Ethical decisions are often made almost automatically by the parts of our brain that process emotions. Only later do our cognitive processes kick in. When we think we are reasoning to an ethical conclusion, often all we are really doing is searching for rationalizations to support the decision that we have already made instinctively.
As time distances us from the decision we have made, the ethical issues may start to reappear. We may feel the need to reduce the dissonance that results from the conflict of our view of ourselves as ethical people and the unethical action we have committed. Studies show that offering people an opportunity to wash their hands after behaving immorally is often enough to restore their self-image. There’s a reason we talk about starting with a “clean” slate.
Even if our minds cannot cause an ethical issue to fade from view, a process known as moral disengagement can mitigate the sting of an unethical decision. Moral disengagement is a process by which our brain enables us to turn off our usual ethical standards when we feel the psychological need to do so, just like we’d turn off a TV when a show comes on that makes us uncomfortable.

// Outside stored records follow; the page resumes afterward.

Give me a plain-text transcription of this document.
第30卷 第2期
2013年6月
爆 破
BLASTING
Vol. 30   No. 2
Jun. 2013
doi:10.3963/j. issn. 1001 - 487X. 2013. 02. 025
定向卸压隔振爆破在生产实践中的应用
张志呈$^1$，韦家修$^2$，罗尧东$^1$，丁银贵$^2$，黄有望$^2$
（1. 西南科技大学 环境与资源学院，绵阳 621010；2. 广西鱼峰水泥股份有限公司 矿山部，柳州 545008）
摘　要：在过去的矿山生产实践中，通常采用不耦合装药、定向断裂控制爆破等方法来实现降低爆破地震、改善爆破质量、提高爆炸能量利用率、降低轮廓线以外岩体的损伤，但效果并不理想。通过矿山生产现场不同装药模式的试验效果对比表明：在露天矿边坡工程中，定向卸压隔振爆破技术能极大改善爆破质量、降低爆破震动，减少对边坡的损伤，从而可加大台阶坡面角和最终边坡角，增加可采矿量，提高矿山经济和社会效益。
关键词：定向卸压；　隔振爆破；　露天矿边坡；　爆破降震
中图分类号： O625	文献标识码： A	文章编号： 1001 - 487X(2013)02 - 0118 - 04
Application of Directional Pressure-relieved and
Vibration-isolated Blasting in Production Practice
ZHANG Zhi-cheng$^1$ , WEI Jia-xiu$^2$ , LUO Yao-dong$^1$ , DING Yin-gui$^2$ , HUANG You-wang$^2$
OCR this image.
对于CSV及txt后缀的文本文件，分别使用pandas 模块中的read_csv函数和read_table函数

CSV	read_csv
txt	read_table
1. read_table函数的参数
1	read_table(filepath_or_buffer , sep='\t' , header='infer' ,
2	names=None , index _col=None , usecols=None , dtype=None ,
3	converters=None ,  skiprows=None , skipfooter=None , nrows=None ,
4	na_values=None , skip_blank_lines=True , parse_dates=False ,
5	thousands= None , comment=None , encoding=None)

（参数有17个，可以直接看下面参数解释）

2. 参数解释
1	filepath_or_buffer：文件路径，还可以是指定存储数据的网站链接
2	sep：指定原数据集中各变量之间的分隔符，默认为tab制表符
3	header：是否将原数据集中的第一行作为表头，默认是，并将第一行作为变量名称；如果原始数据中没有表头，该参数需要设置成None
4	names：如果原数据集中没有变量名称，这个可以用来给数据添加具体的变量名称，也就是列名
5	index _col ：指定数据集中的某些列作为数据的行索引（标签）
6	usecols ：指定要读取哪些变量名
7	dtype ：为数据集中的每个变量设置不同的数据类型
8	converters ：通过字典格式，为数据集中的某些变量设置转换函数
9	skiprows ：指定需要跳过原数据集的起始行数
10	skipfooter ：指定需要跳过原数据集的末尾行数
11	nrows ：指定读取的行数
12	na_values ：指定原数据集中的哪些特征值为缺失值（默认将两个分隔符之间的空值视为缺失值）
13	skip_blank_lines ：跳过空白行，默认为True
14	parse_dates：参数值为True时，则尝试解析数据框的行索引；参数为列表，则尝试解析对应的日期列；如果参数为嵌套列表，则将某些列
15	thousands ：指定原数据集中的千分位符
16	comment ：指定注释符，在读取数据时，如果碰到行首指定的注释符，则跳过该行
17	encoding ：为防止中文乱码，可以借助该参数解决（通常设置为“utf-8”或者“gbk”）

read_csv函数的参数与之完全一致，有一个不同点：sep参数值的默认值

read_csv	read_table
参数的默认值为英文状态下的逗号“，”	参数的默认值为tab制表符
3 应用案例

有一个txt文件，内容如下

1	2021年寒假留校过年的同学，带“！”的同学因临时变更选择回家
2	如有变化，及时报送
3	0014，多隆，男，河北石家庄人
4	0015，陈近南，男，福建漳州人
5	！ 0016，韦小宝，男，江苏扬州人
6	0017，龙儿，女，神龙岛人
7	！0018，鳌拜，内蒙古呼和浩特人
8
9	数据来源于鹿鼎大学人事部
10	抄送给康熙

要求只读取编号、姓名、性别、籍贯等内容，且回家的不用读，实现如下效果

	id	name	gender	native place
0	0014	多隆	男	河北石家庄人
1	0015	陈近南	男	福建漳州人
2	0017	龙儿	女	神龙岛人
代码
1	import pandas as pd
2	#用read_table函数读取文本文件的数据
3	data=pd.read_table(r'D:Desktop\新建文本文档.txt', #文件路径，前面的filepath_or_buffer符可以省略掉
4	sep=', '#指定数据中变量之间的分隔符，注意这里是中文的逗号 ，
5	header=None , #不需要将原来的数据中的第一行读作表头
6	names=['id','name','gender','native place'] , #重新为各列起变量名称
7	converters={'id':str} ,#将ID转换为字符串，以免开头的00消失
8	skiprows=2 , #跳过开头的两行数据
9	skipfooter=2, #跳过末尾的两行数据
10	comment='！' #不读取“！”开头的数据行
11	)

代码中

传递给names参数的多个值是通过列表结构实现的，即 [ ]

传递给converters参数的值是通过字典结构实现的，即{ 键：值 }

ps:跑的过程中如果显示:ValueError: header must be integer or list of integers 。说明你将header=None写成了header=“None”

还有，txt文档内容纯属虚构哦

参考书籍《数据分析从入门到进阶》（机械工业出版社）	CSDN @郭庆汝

Studies show, for example, that people who want to buy an article of clothing that they know was manufactured with child labor will suddenly view child labor as less of a societal problem than they thought before. Moral disengagement allows us to suspend our personal codes of ethics, yet continue to view ourselves as ethical people.
There is no easy cure for ethical fading and moral disengagement. Our only option is to be vigilant in looking out for ethical issues and equally circumspect in monitoring our own actions and rationalizations.